How does using chain rule in backprogation algorithm works?

182 Views Asked by At

Let's have a simple error function $E(z) =\frac{1}{2} \times (a - y(z))^2$

How come $\frac{\partial E}{\partial z} = \frac{\mathrm dy}{\mathrm dz} \frac{\partial E}{\partial y}$ ?

In other words does it not mean that $\frac{\partial E}{\partial z} = \frac{\partial E}{\partial y(z)}$? If so, why?

Since using chain rule $\frac{\partial E}{\partial y(z)} = \frac{\mathrm dy}{\mathrm dz} \frac{\partial E}{\partial y}$? But does not seem to make sense since that would mean that $\frac{\mathrm dy}{\mathrm dz} = 1$

This formulas are coming from backpropagation algorithm for neural network.

y is sigmoid function.

1

There are 1 best solutions below

1
On BEST ANSWER

The chain rule is given by theory, you can accept it as it is. For further reading on the chain rule, you can start from Wikipedia.

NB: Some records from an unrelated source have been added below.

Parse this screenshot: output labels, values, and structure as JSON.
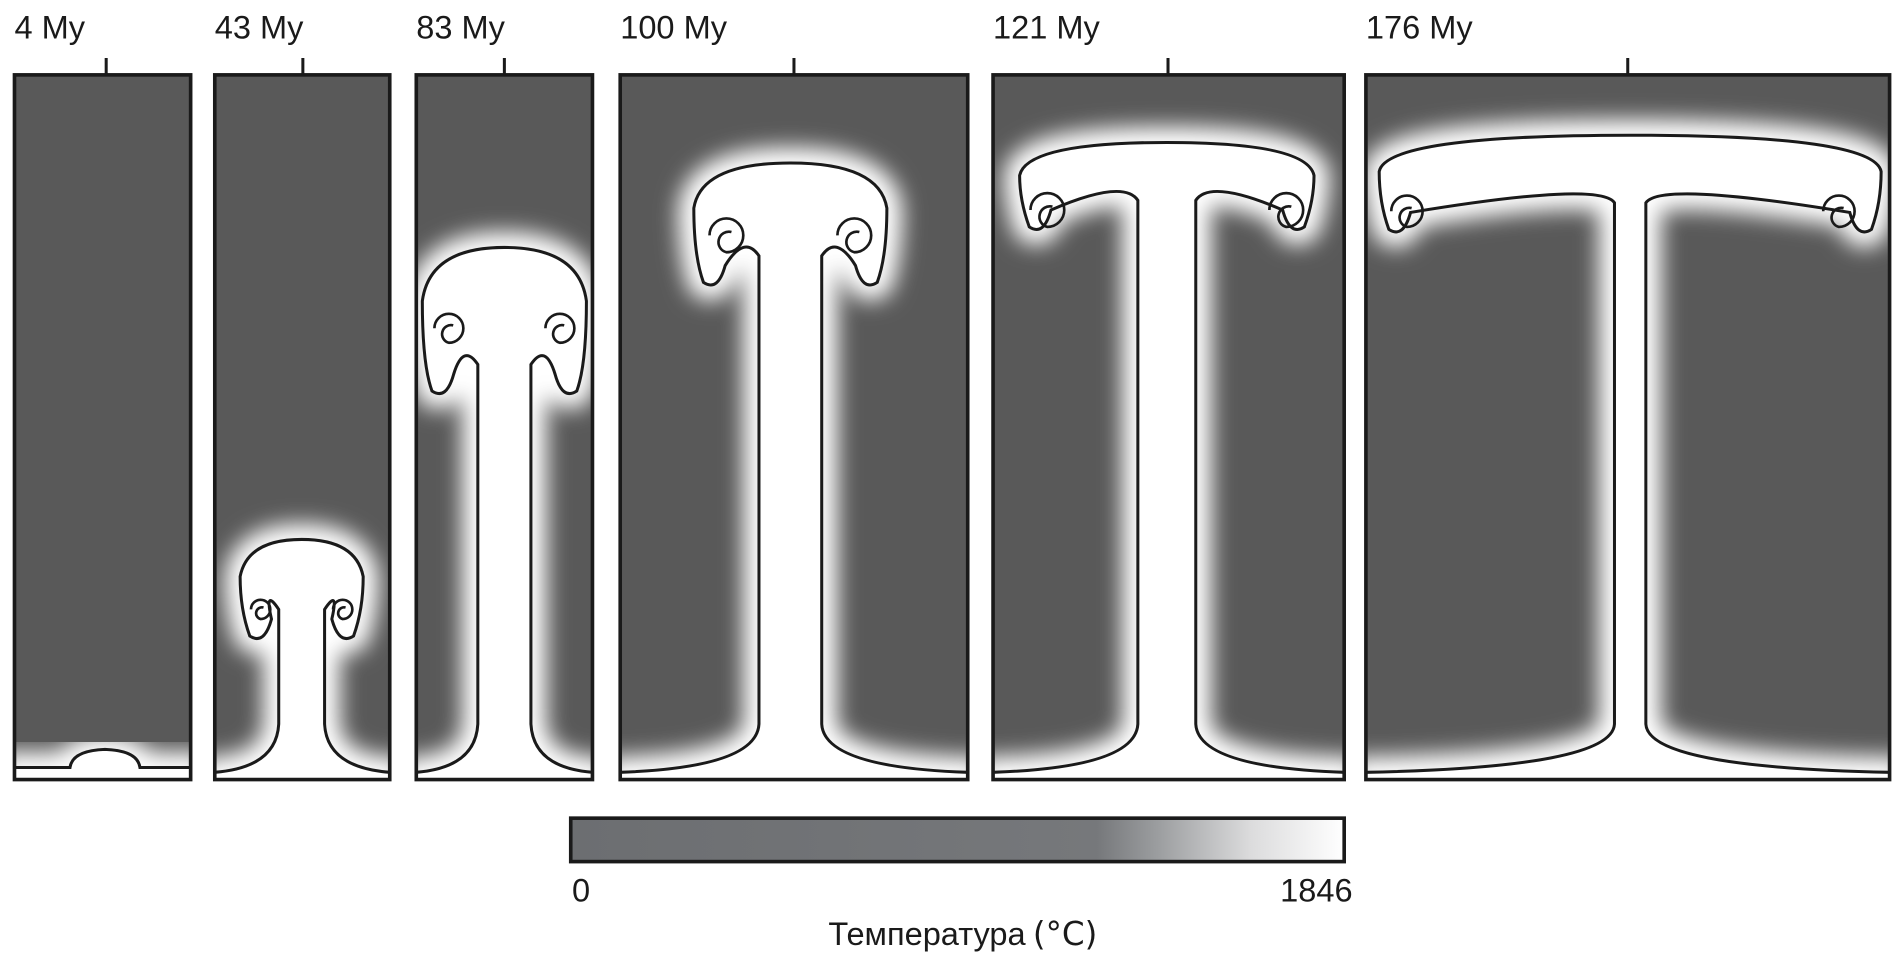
{
  "panels": [
    {
      "label": "4 My"
    },
    {
      "label": "43 My"
    },
    {
      "label": "83 My"
    },
    {
      "label": "100 My"
    },
    {
      "label": "121 My"
    },
    {
      "label": "176 My"
    }
  ],
  "colorbar": {
    "min": "0",
    "max": "1846",
    "label": "Температура",
    "unit": "(°C)"
  }
}
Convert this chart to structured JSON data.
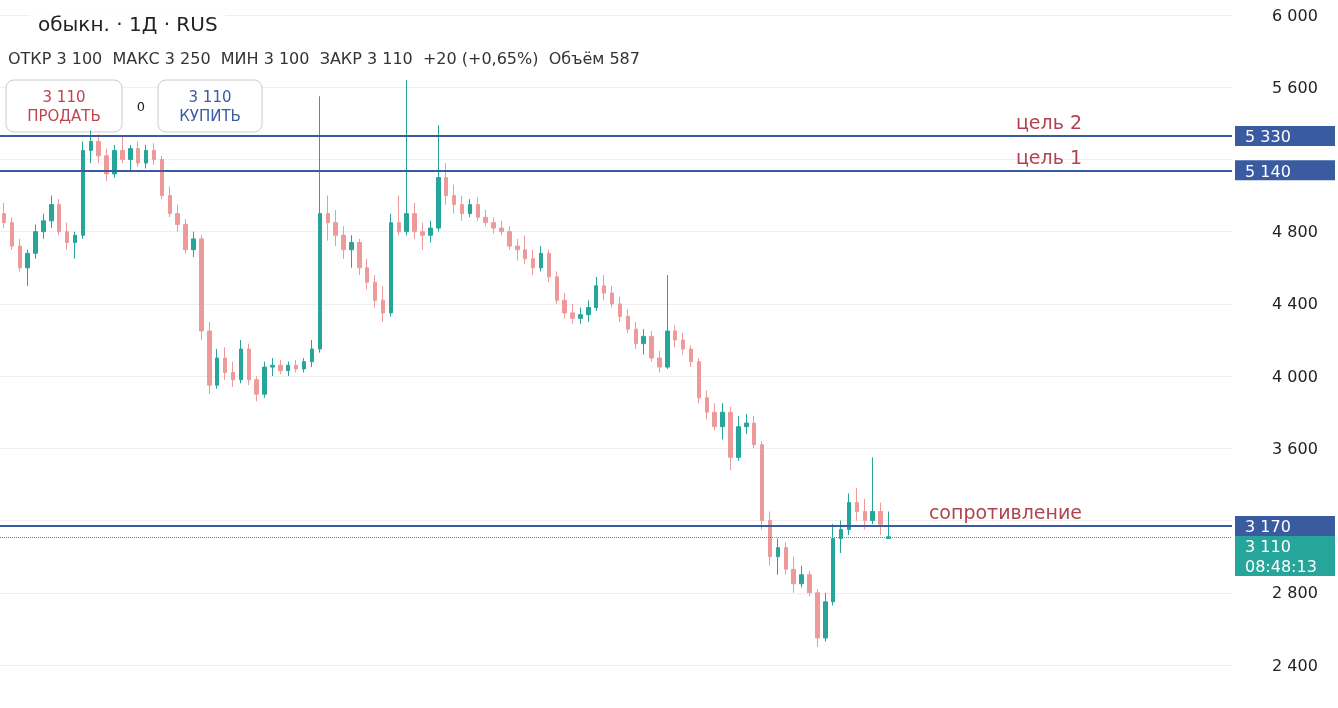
{
  "chart_data": {
    "type": "candlestick",
    "title": "обыкн. · 1Д · RUS",
    "subtitle": "ОТКР 3 100  МАКС 3 250  МИН 3 100  ЗАКР 3 110  +20 (+0,65%)  Объём 587",
    "annotations": [
      "3 110\nПРОДАТЬ",
      "0",
      "3 110\nКУПИТЬ",
      "5 330",
      "5 140",
      "3 170",
      "3 110",
      "08:48:13"
    ],
    "categories": [
      null,
      null,
      null,
      null,
      null,
      null,
      null,
      null,
      null,
      null,
      null,
      null,
      null,
      null,
      null,
      null,
      null,
      null,
      null,
      null,
      null,
      null,
      null,
      null,
      null,
      null,
      null,
      null,
      null,
      null,
      null,
      null,
      null,
      null,
      null,
      null,
      null,
      null,
      null,
      null,
      null,
      null,
      null,
      null,
      null,
      null,
      null,
      null,
      null,
      null,
      null,
      null,
      null,
      null,
      null,
      null,
      null,
      null,
      null,
      null,
      null,
      null,
      null,
      null,
      null,
      null,
      null,
      null,
      null,
      null,
      null,
      null,
      null,
      null,
      null,
      null,
      null,
      null,
      null,
      null,
      null,
      null,
      null,
      null,
      null,
      null,
      null,
      null,
      null,
      null,
      null,
      null,
      null,
      null,
      null,
      null,
      null,
      null,
      null,
      null,
      null,
      null,
      null,
      null,
      null,
      null,
      null,
      null,
      null,
      null,
      null,
      null,
      null,
      null,
      null,
      null,
      null,
      null,
      null,
      null,
      null,
      null,
      null,
      null,
      null,
      null,
      null,
      null,
      null,
      null,
      null,
      null,
      null,
      null,
      null,
      null,
      null,
      null,
      null,
      null,
      null,
      null,
      null,
      null,
      null,
      null,
      null,
      null,
      null,
      null,
      null,
      null,
      null,
      null,
      null,
      null
    ],
    "ohlc": [
      [
        4900,
        4960,
        4820,
        4850
      ],
      [
        4850,
        4880,
        4700,
        4720
      ],
      [
        4720,
        4760,
        4580,
        4600
      ],
      [
        4600,
        4700,
        4500,
        4680
      ],
      [
        4680,
        4840,
        4650,
        4800
      ],
      [
        4800,
        4900,
        4760,
        4860
      ],
      [
        4860,
        5000,
        4820,
        4950
      ],
      [
        4950,
        4980,
        4780,
        4800
      ],
      [
        4800,
        4850,
        4700,
        4740
      ],
      [
        4740,
        4800,
        4650,
        4780
      ],
      [
        4780,
        5300,
        4760,
        5250
      ],
      [
        5250,
        5360,
        5180,
        5300
      ],
      [
        5300,
        5340,
        5180,
        5220
      ],
      [
        5220,
        5260,
        5080,
        5120
      ],
      [
        5120,
        5280,
        5100,
        5250
      ],
      [
        5250,
        5330,
        5180,
        5200
      ],
      [
        5200,
        5280,
        5140,
        5260
      ],
      [
        5260,
        5300,
        5160,
        5180
      ],
      [
        5180,
        5280,
        5150,
        5250
      ],
      [
        5250,
        5290,
        5170,
        5200
      ],
      [
        5200,
        5220,
        4980,
        5000
      ],
      [
        5000,
        5050,
        4880,
        4900
      ],
      [
        4900,
        4950,
        4800,
        4840
      ],
      [
        4840,
        4870,
        4680,
        4700
      ],
      [
        4700,
        4800,
        4660,
        4760
      ],
      [
        4760,
        4780,
        4200,
        4250
      ],
      [
        4250,
        4300,
        3900,
        3950
      ],
      [
        3950,
        4150,
        3930,
        4100
      ],
      [
        4100,
        4160,
        3980,
        4020
      ],
      [
        4020,
        4080,
        3940,
        3980
      ],
      [
        3980,
        4200,
        3960,
        4150
      ],
      [
        4150,
        4180,
        3950,
        3980
      ],
      [
        3980,
        4000,
        3860,
        3900
      ],
      [
        3900,
        4080,
        3880,
        4050
      ],
      [
        4050,
        4100,
        4000,
        4060
      ],
      [
        4060,
        4090,
        4010,
        4030
      ],
      [
        4030,
        4080,
        4000,
        4060
      ],
      [
        4060,
        4090,
        4020,
        4040
      ],
      [
        4040,
        4100,
        4020,
        4080
      ],
      [
        4080,
        4200,
        4050,
        4150
      ],
      [
        4150,
        5550,
        4130,
        4900
      ],
      [
        4900,
        5000,
        4750,
        4850
      ],
      [
        4850,
        4920,
        4720,
        4780
      ],
      [
        4780,
        4830,
        4650,
        4700
      ],
      [
        4700,
        4780,
        4600,
        4740
      ],
      [
        4740,
        4760,
        4560,
        4600
      ],
      [
        4600,
        4650,
        4480,
        4520
      ],
      [
        4520,
        4560,
        4380,
        4420
      ],
      [
        4420,
        4500,
        4300,
        4350
      ],
      [
        4350,
        4900,
        4330,
        4850
      ],
      [
        4850,
        5000,
        4780,
        4800
      ],
      [
        4800,
        5640,
        4780,
        4900
      ],
      [
        4900,
        4960,
        4760,
        4800
      ],
      [
        4800,
        4850,
        4700,
        4780
      ],
      [
        4780,
        4860,
        4740,
        4820
      ],
      [
        4820,
        5390,
        4800,
        5100
      ],
      [
        5100,
        5180,
        4950,
        5000
      ],
      [
        5000,
        5060,
        4900,
        4950
      ],
      [
        4950,
        5000,
        4860,
        4900
      ],
      [
        4900,
        4980,
        4880,
        4950
      ],
      [
        4950,
        4990,
        4860,
        4880
      ],
      [
        4880,
        4920,
        4830,
        4850
      ],
      [
        4850,
        4880,
        4790,
        4820
      ],
      [
        4820,
        4860,
        4780,
        4800
      ],
      [
        4800,
        4830,
        4700,
        4720
      ],
      [
        4720,
        4760,
        4640,
        4700
      ],
      [
        4700,
        4780,
        4620,
        4650
      ],
      [
        4650,
        4700,
        4560,
        4600
      ],
      [
        4600,
        4720,
        4580,
        4680
      ],
      [
        4680,
        4700,
        4520,
        4550
      ],
      [
        4550,
        4580,
        4400,
        4420
      ],
      [
        4420,
        4460,
        4320,
        4350
      ],
      [
        4350,
        4400,
        4290,
        4320
      ],
      [
        4320,
        4380,
        4290,
        4340
      ],
      [
        4340,
        4420,
        4300,
        4380
      ],
      [
        4380,
        4550,
        4360,
        4500
      ],
      [
        4500,
        4560,
        4420,
        4460
      ],
      [
        4460,
        4500,
        4380,
        4400
      ],
      [
        4400,
        4440,
        4300,
        4330
      ],
      [
        4330,
        4370,
        4240,
        4260
      ],
      [
        4260,
        4300,
        4150,
        4180
      ],
      [
        4180,
        4260,
        4120,
        4220
      ],
      [
        4220,
        4250,
        4080,
        4100
      ],
      [
        4100,
        4140,
        4020,
        4050
      ],
      [
        4050,
        4560,
        4040,
        4250
      ],
      [
        4250,
        4280,
        4160,
        4200
      ],
      [
        4200,
        4240,
        4120,
        4150
      ],
      [
        4150,
        4170,
        4050,
        4080
      ],
      [
        4080,
        4100,
        3850,
        3880
      ],
      [
        3880,
        3920,
        3760,
        3800
      ],
      [
        3800,
        3850,
        3700,
        3720
      ],
      [
        3720,
        3850,
        3650,
        3800
      ],
      [
        3800,
        3830,
        3480,
        3550
      ],
      [
        3550,
        3780,
        3530,
        3720
      ],
      [
        3720,
        3790,
        3680,
        3740
      ],
      [
        3740,
        3780,
        3600,
        3620
      ],
      [
        3620,
        3640,
        3150,
        3200
      ],
      [
        3200,
        3250,
        2950,
        3000
      ],
      [
        3000,
        3100,
        2900,
        3050
      ],
      [
        3050,
        3080,
        2900,
        2930
      ],
      [
        2930,
        3000,
        2800,
        2850
      ],
      [
        2850,
        2950,
        2830,
        2900
      ],
      [
        2900,
        2920,
        2780,
        2800
      ],
      [
        2800,
        2820,
        2500,
        2550
      ],
      [
        2550,
        2800,
        2530,
        2750
      ],
      [
        2750,
        3180,
        2730,
        3100
      ],
      [
        3100,
        3200,
        3020,
        3150
      ],
      [
        3150,
        3350,
        3120,
        3300
      ],
      [
        3300,
        3380,
        3200,
        3250
      ],
      [
        3250,
        3320,
        3150,
        3200
      ],
      [
        3200,
        3550,
        3180,
        3250
      ],
      [
        3250,
        3300,
        3120,
        3180
      ],
      [
        3100,
        3250,
        3100,
        3110
      ],
      null,
      null,
      null,
      null,
      null,
      null,
      null,
      null,
      null,
      null,
      null,
      null,
      null,
      null,
      null,
      null,
      null,
      null,
      null,
      null,
      null,
      null,
      null,
      null,
      null,
      null,
      null,
      null,
      null,
      null,
      null,
      null,
      null,
      null,
      null,
      null,
      null,
      null,
      null,
      null,
      null,
      null,
      null
    ],
    "colors": [
      "#ef9a9a",
      "#ef9a9a",
      "#ef9a9a",
      "#26a69a",
      "#26a69a",
      "#26a69a",
      "#26a69a",
      "#ef9a9a",
      "#ef9a9a",
      "#26a69a",
      "#26a69a",
      "#26a69a",
      "#ef9a9a",
      "#ef9a9a",
      "#26a69a",
      "#ef9a9a",
      "#26a69a",
      "#ef9a9a",
      "#26a69a",
      "#ef9a9a",
      "#ef9a9a",
      "#ef9a9a",
      "#ef9a9a",
      "#ef9a9a",
      "#26a69a",
      "#ef9a9a",
      "#ef9a9a",
      "#26a69a",
      "#ef9a9a",
      "#ef9a9a",
      "#26a69a",
      "#ef9a9a",
      "#ef9a9a",
      "#26a69a",
      "#26a69a",
      "#ef9a9a",
      "#26a69a",
      "#ef9a9a",
      "#26a69a",
      "#26a69a",
      "#26a69a",
      "#ef9a9a",
      "#ef9a9a",
      "#ef9a9a",
      "#26a69a",
      "#ef9a9a",
      "#ef9a9a",
      "#ef9a9a",
      "#ef9a9a",
      "#26a69a",
      "#ef9a9a",
      "#26a69a",
      "#ef9a9a",
      "#ef9a9a",
      "#26a69a",
      "#26a69a",
      "#ef9a9a",
      "#ef9a9a",
      "#ef9a9a",
      "#26a69a",
      "#ef9a9a",
      "#ef9a9a",
      "#ef9a9a",
      "#ef9a9a",
      "#ef9a9a",
      "#ef9a9a",
      "#ef9a9a",
      "#ef9a9a",
      "#26a69a",
      "#ef9a9a",
      "#ef9a9a",
      "#ef9a9a",
      "#ef9a9a",
      "#26a69a",
      "#26a69a",
      "#26a69a",
      "#ef9a9a",
      "#ef9a9a",
      "#ef9a9a",
      "#ef9a9a",
      "#ef9a9a",
      "#26a69a",
      "#ef9a9a",
      "#ef9a9a",
      "#26a69a",
      "#ef9a9a",
      "#ef9a9a",
      "#ef9a9a",
      "#ef9a9a",
      "#ef9a9a",
      "#ef9a9a",
      "#26a69a",
      "#ef9a9a",
      "#26a69a",
      "#26a69a",
      "#ef9a9a",
      "#ef9a9a",
      "#ef9a9a",
      "#26a69a",
      "#ef9a9a",
      "#ef9a9a",
      "#26a69a",
      "#ef9a9a",
      "#ef9a9a",
      "#26a69a",
      "#26a69a",
      "#26a69a",
      "#26a69a",
      "#ef9a9a",
      "#ef9a9a",
      "#26a69a",
      "#ef9a9a",
      "#26a69a",
      null,
      null,
      null,
      null,
      null,
      null,
      null,
      null,
      null,
      null,
      null,
      null,
      null,
      null,
      null,
      null,
      null,
      null,
      null,
      null,
      null,
      null,
      null,
      null,
      null,
      null,
      null,
      null,
      null,
      null,
      null,
      null,
      null,
      null,
      null,
      null,
      null,
      null,
      null,
      null,
      null,
      null,
      null
    ],
    "ylim": [
      2400,
      6000
    ],
    "yticks": [
      {
        "value": 2400,
        "label": "2 400"
      },
      {
        "value": 2800,
        "label": "2 800"
      },
      {
        "value": 3200,
        "label": null
      },
      {
        "value": 3600,
        "label": "3 600"
      },
      {
        "value": 4000,
        "label": "4 000"
      },
      {
        "value": 4400,
        "label": "4 400"
      },
      {
        "value": 4800,
        "label": "4 800"
      },
      {
        "value": 5200,
        "label": null
      },
      {
        "value": 5600,
        "label": "5 600"
      },
      {
        "value": 6000,
        "label": "6 000"
      }
    ],
    "grid": "y",
    "ref_lines": [
      {
        "axis": "y",
        "value": 5330,
        "label": "цель 2",
        "color": "#3a5ba0"
      },
      {
        "axis": "y",
        "value": 5140,
        "label": "цель 1",
        "color": "#3a5ba0"
      },
      {
        "axis": "y",
        "value": 3170,
        "label": "сопротивление",
        "color": "#3a5ba0"
      },
      {
        "axis": "y",
        "value": 3110,
        "color": "#26a69a",
        "line_style": "dotted"
      }
    ]
  }
}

Coming back to your question, you say that: $$\frac{\partial y}{\partial z} = 1 .$$

I guess you mean "for all $z$". Then, this is only true if $y(z) = z + b$, for some $b$. Hence, only when $y(z) = z + b$, you can conclude, by applying the chain rule, that:

$$\frac{\partial E}{\partial z} = \frac{\partial E}{\partial y}.$$

This is no true in general. For example, suppose that:

$$y = \cos(z).$$

Then:

$$E(z) = \frac{1}{2} (a - y(z))^2 = \frac{1}{2} (a - \cos(z))^2.$$

The derivative with respect to $z$ is:

$$\frac{\partial E(z)}{\partial z} = 2\frac{1}{2}(-\sin(z))(a-\cos(z)) = - \sin(z)(a-\cos(z)).$$

Let's try to work with the chain rule. We know that:

$$\begin{cases} \displaystyle\frac{\partial y}{\partial z} = -\sin(z)\\ \displaystyle\frac{\partial E}{\partial y} = 2\frac{1}{2}(a-y(z)) = a-\cos(z) \end{cases} $$

Finally:

$$\frac{\partial E}{\partial z} = \frac{\partial y}{\partial z} \frac{\partial E}{\partial y} = -\sin(z)(a-\cos(z)).$$

So, you come up to the same result.


In the context of neural networks, you may want to set $y(z)$ equal to the sigmoid function as a function which describes the activation of a neuron. This function has a very nice property. Indeed:

$$\frac{\partial y(z)}{\partial z} = y(z)(1-y(z)).$$

Therefore, you don't need to evaluate $\frac{\partial y}{\partial z}$, since you have it freely knowing only $y(z)$. In this case, you get that:

$$\frac{\partial E(z)}{\partial z} = y(z)(1-y(z))2\frac{1}{2}(a-y(z)) = y(z)(1-y(z))(a-y(z)).$$

In particular, you know the value of $y(z)$ since it corresponds to the activation of a neuron. $a-y(z)$ is the error that you want to backpropagate. Using the sigmoid function, you can avoid to find the derivative of $y(z)$ explicitly, thus obtaining a fast algorithm. Instead, if you need to evaluate explicitly the derivative each time, the algorithm can be slower.